Convert unused data into currency
One of the most interesting insights to arrive from the report is the consumers’ expectations of treating gigabytes as currency. Here’s how it could work.
As per the survey, about 31GB of unused mobile data is left in a given year if it is about an average smartphone user. This data is sufficient to make 65 hours of video calls, 517 hours of streaming music, or binge-watch six seasons of a show like Game of Thrones, making it equal to almost 1.5 terabytes over their lifetime. Two in five consumers want this unused data to be used as currency, and be able to save it, trade it, or gift it.
At present, the most operators are doing is allowing you to have your unused data rolled over to the next billing cycle. While there are sharing/family plans, there is no way to transfer or gift your unused mobile data to someone else, just like how e-transfer of money is done.
In addition to these factors, what the global consumers also expect from the 5G era of tomorrow is to deliver capabilities beyond speed, coverage, and low prices.

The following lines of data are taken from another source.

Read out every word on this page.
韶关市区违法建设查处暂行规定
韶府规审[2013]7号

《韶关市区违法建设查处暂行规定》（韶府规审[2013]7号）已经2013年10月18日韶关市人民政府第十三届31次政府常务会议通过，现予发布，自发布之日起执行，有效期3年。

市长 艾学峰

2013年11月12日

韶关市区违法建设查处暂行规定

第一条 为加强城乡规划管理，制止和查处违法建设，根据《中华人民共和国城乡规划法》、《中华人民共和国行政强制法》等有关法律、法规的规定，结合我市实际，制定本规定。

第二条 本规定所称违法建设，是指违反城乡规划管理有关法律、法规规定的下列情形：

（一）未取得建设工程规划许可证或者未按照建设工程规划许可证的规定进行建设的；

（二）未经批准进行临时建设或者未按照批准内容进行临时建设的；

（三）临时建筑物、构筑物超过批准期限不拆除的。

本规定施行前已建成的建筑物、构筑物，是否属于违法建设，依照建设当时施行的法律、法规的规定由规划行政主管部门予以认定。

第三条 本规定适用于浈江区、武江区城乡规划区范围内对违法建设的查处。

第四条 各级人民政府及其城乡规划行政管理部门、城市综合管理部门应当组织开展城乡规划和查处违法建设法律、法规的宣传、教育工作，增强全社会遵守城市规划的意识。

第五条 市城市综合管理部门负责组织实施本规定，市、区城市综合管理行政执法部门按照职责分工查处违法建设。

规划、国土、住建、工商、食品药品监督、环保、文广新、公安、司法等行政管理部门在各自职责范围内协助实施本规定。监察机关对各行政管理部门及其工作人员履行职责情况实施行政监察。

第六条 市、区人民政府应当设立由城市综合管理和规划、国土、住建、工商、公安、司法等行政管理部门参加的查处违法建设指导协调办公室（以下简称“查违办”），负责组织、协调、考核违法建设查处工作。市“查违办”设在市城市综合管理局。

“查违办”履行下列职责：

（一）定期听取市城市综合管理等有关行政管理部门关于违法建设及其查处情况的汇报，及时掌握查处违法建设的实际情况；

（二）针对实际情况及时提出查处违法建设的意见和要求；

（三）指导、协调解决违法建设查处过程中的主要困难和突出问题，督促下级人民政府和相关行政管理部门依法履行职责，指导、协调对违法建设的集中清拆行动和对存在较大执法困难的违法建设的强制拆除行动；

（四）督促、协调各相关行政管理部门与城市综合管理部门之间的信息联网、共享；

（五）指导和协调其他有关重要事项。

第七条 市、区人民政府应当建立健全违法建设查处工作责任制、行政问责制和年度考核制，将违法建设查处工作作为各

It is also expected that within two years of launch, consumers will be able to use 5G-enabled devices.
Another insight from the report highlights consumers prediction of an end to paying by gigabytes consumed and instead paying a single fee for 5G services or each 5G-connected device. Here comes the innovative, bundled usage plan. Consumers don’t want to pay separately for a home or mobile Wi-Fi, then purchase a smart speaker or smart TV, to pay your separately billed Amazon or Netflix account. The vision is to have a seamlessly connected world where a single bill system is applicable.
What operators need to do
What comes as an eye opener for operators across the globe is that there is a meager 4 percent of smartphone users who trust their operators’ own advertising and network performance reporting. Instead of engaging in price wars, what operators need to do is achieve a robust ecosystem where brands co-exist and consumers enjoy the highest quality of services, irrespective of which operator they choose. Consumers want operators to shift their focus from mindless marketing slogans to delivering real network experience.
Meanwhile, despite being slow in adopting 3G/4G, India is poised to become a crucial market in the global rollout of the 5G network. As 5G standards process has started globally, India would be one of the important players in formulating standards for it, Ashutosh Sharma, Secretary, Department of Science and Technology, told ET, adding that earlier in 3G and 4G, India had missed the bus in giving inputs for relevant standards.
Although India is equally enthused about the new-age network capabilities which is expected to bring in an era of faster and seamless network capabilities, it is still a long way for commercial devices to make way into the market. In an October report, Qualcomm estimated that about 85 percent of smartphone users in India would be on LTE networks by the end of 2018, and the change is being led by 4G-enabled feature phones.
In India, the first round of 5G spectrum auctions are likely to happen this year and more takers are expected than earlier instances. “The awareness for 5G is up in India. There are no technical roadblocks to India adopting 5G. It is now a matter of pulling stakeholders together which includes the government which has spectrum control and regulatory actions that need to be taken, said Qualcomm President Larry Paulson.